Indian chef and restauranteur

Doma Wang, also called Doma Di, is an Indian chef of Tibetan heritage who has been known for popularizing Tibetan cuisine in and around Kolkata. She opened a restaurant, The Blue Poppy Thakali, and has been ranked in the Top 30 Chefs in India three times by Culinary Culture, including fifth in 2025.

== Biography ==
Doma Wang was born and raised in Kalimpong, before it became a district. Her father was the principal of the local Chinese school and also owned a noodle factory, which was in the upper floor of their family home. Her father was also the one to teach her to cook food, such as Momo, and instill a love for food in her.

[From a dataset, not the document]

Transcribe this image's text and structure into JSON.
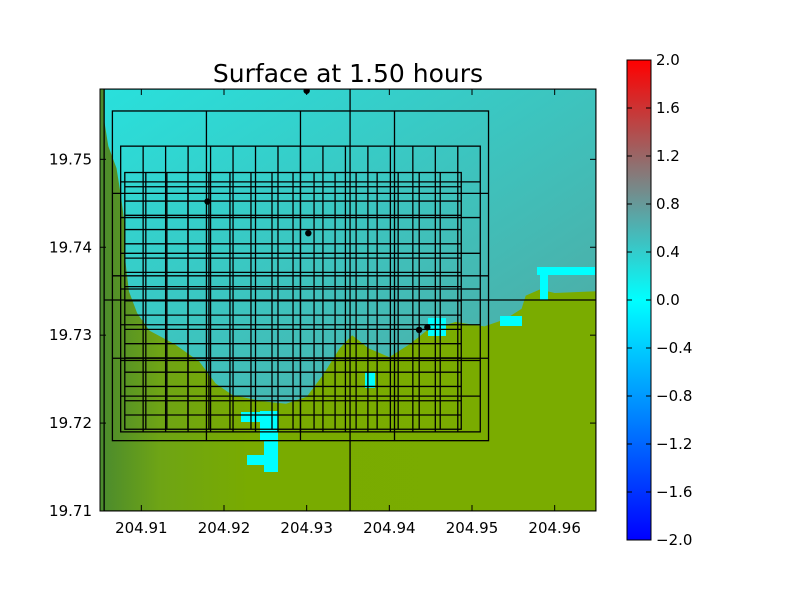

She worked as an interpreter for a Buddhist cultural organization in Kolkata, but after the office relocated to Gaya, Wang decided to launch a home delivery system, delivering homemade momo and thukpa in Bidhannagar. She was then invited by the Sikkim Tourism Ministry to the Sikkim House Canteen in Kolkata. In 2019, after a government change that resulted in the loss of her lease, she moved to the building next door and opened a new restaurant version, The Blue Poppy Thakali.

She has become known for bringing Tibetan cuisine to Indian attention, and became known as the "Momo Queen of India".

Her daughter, Sachiko Seth, is also a chef and has assisted Wang in her work. Together, Wang, Seth, and her niece Manisha Sangma also opened Boma Asian Bakery, a Korean-inspired bakery, and Popo's, in honor of Wang's father.

Wang also opened Shim Shim, a Himalayan restaurant focused on beef. She has held many pop-ups, including ones in Chennai, Pune, and Bengaluru. She was one of five chefs selected for Power Play at Masters of Marriott Bonvoy.

She has been ranked in the Top 30 Chefs in India by Culinary Culture on three occasions: in 2022, she was ranked 19th. In 2024, she was ranked 15th. And in 2025, she was ranked 5th. She was ranked Best Restauranteur in India by the NDTV Food Awards in 2026.